ロックウール、グラスウールの話

あけましておめでとうございます。本年もよろしくお願いします。お正月太りにならないよう、なるべくお酒やお餅を制限したつもりのゼッツです。

お正月の番組の中で、痛風の特集がありまして、ご存じプリン体による尿酸値の上昇は全体の2割程度ということでした。後は、肝臓が作り出した尿酸(人類の寿命が延びた大事なものだそうで・・・)をうまく腎臓で尿として排出できないのが原因だそうです。まあ、諸説あるようですが・・・

尿酸値が高くなると、体内で尿酸が結晶化を起こします。このとき体温の低い足の部分は結晶が出来やすいと言われており、更に外部からの刺激が多い親指部分に痛みが起こりやすいといわれています。 この尿酸の結晶は、きらきら光ってあちこちに刺さってしまうそんなイメージで、皆さん気を付けましょうね。

ところで、この結晶から連想されるものに、あのアスベスト(石綿)があります。
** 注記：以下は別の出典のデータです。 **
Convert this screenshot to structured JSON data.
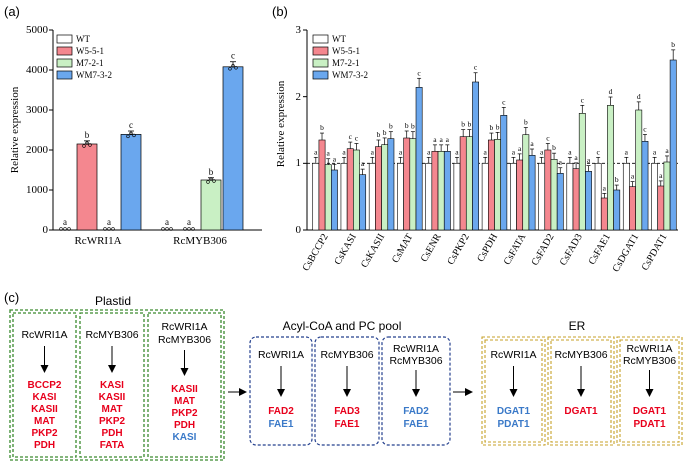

石綿といえば、お年の方は、子供のころ理科の実験でアルコールランプで水などが入ったビーカーを温める時に敷いた金網、そうあれについている白い綿のようなものです。

耐久性、耐熱性、耐薬品性、電気絶縁性などの特性に非常に優れ、建設資材、電気製品、自動車、家庭用品など様々な用途に広く使用されてきましたが、長期間大量に吸入すると肺がんや有名な中皮腫の原因として、やっと、2012年3月に完全に製造禁止になりました。結構最近の話です。

私の10歳くらい先輩方の中にも、中皮腫を患っておられる方が何人かおられます。

アスベストの結晶は、細長く針のようで、悪いことに砕ける時にさらに細くたてに裂けるんだそうです。そのため吸い込んだ肺の中で細胞に刺さりこみ、30年くらいの潜伏期間を経て発病します。

最近でも、某給食センターなどに残っていて、施設が使用禁止になったのは記憶の新しいところです。まだまだ、古い建物にはアスベストが残っているところがあり、解体時は十分な配慮が必要になります。このアスベストは、アスベスト単体ではなく、残っていると考えられるものは、古いロックウールに混じっているものがほとんどです。

現在使用されているロックウールは、すべてアスベストが全く混じっていない(禁止されている)製品なので安心ですが、どこが違うのでしょう。(グラスウールは、アスベストが混入されたごとがないのでもっと安心です)

アスベストは、古代エジプトのころから使用されていた天然に産出する鉱物繊維で、ロックウールは、工場で岩石を溶融して製造された人造の鉱物繊維です。ロックウールは、単繊維の平均繊維径3~5μmですが、呼吸器系に入りづらく多少吸っても大丈夫ですとのことです。しかし、アスベストはロックウールに比べ数十~数百分の一の細さのため、呼吸器系に入りやすいのです。天然ものがいいとは、ここでは言い切れないようですね。

ロックウールとグラスウールは、同じく人造の鉱物繊で、大まかに言えば原料が岩石や高炉スラグかガラス繊維の違いくらいで、使いやすさで使用を分けているようです。現在の住宅では、ほぼグラスウールが使用されています。両方とも不燃で断熱性に優れていますが、グラスウールは折り曲げても傷みがなく丈夫でしなやかなため、施工性に優れています。ロックウールは少し柔軟性に劣っていますが、配管の保温など自立性があるため、どちらも適材適所に使われています。

昔の密度の低いグラスウールは、作業しているうちに、首などの皮膚についてチクチクかゆくなったりします。そのため、なるべくヤッケのようなもので体を保護したものでした。工業製品は、怖いと思っていましたが、アスベストが天然素材って、普段養殖の刺身やオーガニックでない野菜は高くて買えない私は、なぜか少し安心しました。

現在のスマートハウス、ZEHに必要不可欠な断熱材は、グラスウールだから良い、ウレタンが良いということでなく、その施工がどれだけその部分に適しているか、素材をを100%生かしているかの方が重要であり、施工者の資質が問われるところです。